MIAMI — Joe Mazzulla’s roller-coaster season is at its lowest. And with the Boston Celtics now on the brink of elimination, the first-year coach is blaming himself.
The Celtics are in the sort of trouble that no team in NBA history has escaped, trailing Miami 3-0 in the Eastern Conference finals after a 128-102 Heat romp on Sunday night that might not have been even as close as the score would make it appear.
“I think the most important thing is just sticking together, and then I have to be better,” said Mazzulla, the NBA's youngest coach at 34. “I’ve got to put them in better positions. I’ve got to get them ready to play. I have to have the game plan ready for us to be physical and to execute, and it’s important that we stick together.”
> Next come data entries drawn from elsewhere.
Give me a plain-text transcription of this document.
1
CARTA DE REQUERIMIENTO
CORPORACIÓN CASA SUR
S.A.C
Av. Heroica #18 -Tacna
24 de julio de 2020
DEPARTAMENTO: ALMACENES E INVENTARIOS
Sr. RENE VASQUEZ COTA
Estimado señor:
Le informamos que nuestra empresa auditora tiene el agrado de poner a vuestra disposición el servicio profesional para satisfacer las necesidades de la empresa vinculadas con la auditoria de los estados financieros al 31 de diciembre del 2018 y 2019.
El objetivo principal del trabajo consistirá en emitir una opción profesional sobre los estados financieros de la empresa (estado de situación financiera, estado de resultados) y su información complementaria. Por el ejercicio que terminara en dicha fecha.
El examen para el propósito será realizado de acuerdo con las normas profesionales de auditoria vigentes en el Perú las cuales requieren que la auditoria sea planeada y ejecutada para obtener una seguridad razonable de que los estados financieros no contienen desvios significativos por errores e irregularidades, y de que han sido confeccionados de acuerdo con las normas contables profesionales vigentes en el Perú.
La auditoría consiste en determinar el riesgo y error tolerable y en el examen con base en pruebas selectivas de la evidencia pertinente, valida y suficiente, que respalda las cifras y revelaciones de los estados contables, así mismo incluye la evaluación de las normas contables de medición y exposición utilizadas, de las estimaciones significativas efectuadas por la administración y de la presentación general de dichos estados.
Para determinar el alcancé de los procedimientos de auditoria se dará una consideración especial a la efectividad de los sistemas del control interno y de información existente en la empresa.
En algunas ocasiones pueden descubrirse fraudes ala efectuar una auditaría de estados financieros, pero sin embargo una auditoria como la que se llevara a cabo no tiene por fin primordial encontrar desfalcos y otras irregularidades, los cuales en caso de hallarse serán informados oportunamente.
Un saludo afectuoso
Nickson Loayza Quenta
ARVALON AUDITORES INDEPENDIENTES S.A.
It has been a disaster of a series for the Celtics. They’re letting the Heat shoot 52% from the field, 48% from 3-point range — compared to a 29% effort from deep by the Celtics — and the dam might have broken in Game 3. After Games 1 and 2 were decided late in Boston, with the Heat finding a way both times, this one was never in doubt.
“I just didn’t have them ready to play,” Mazzulla said.
That’s quite an indictment, especially after how the last eight months or so have gone for Mazzulla. He wasn’t supposed to coach the Celtics this season, getting the job on an interim basis out of necessity once Ime Udoka was suspended. The regular season was one success after another; the Celtics removed the interim tag just past the season’s midpoint, he coached in the All-Star Game and finished third in the Coach of the Year balloting.
But this series has made all those good moments seem long forgotten. He took criticism for not using a timeout in the third quarter of Game 1 when Miami scored 46 points to completely turn around that contest. He’s taken heat for not being fiery enough, as well, though players said the problems shouldn’t all be on the coach.
“I think it’s a collective effort,” Celtics forward Jaylen Brown said.
Celtics center Al Horford also had Mazzulla’s back, insisting there’s more than enough blame to go around right now.
“At the end of the day, that falls on each player,” Horford said. “We know what we have to do. We knew the magnitude of this game. As a player, I take responsibility because we didn’t have what we needed to have. That’s what that is.”
The phrase in sports parlance is “losing the locker room.” For a coach, that is often extremely damning — and means either players aren’t motivated, aren’t prepared, or just aren’t listening anymore.
Whether that’s happened or not isn’t clear, and really doesn’t matter. In a city that saw the Red Sox make history from coming from 3-0 down in the AL championship series against the New York Yankees in 2004, the Celtics now need the same miracle.
“I have to be better, figure out what this team needs to make sure that they’re connected, they’re physical and they’re together by the time we step on the floor,” Mazzulla said.
Can it happen?
“I’m not sure,” Mazzulla said.
He’s got until Tuesday night to figure it out.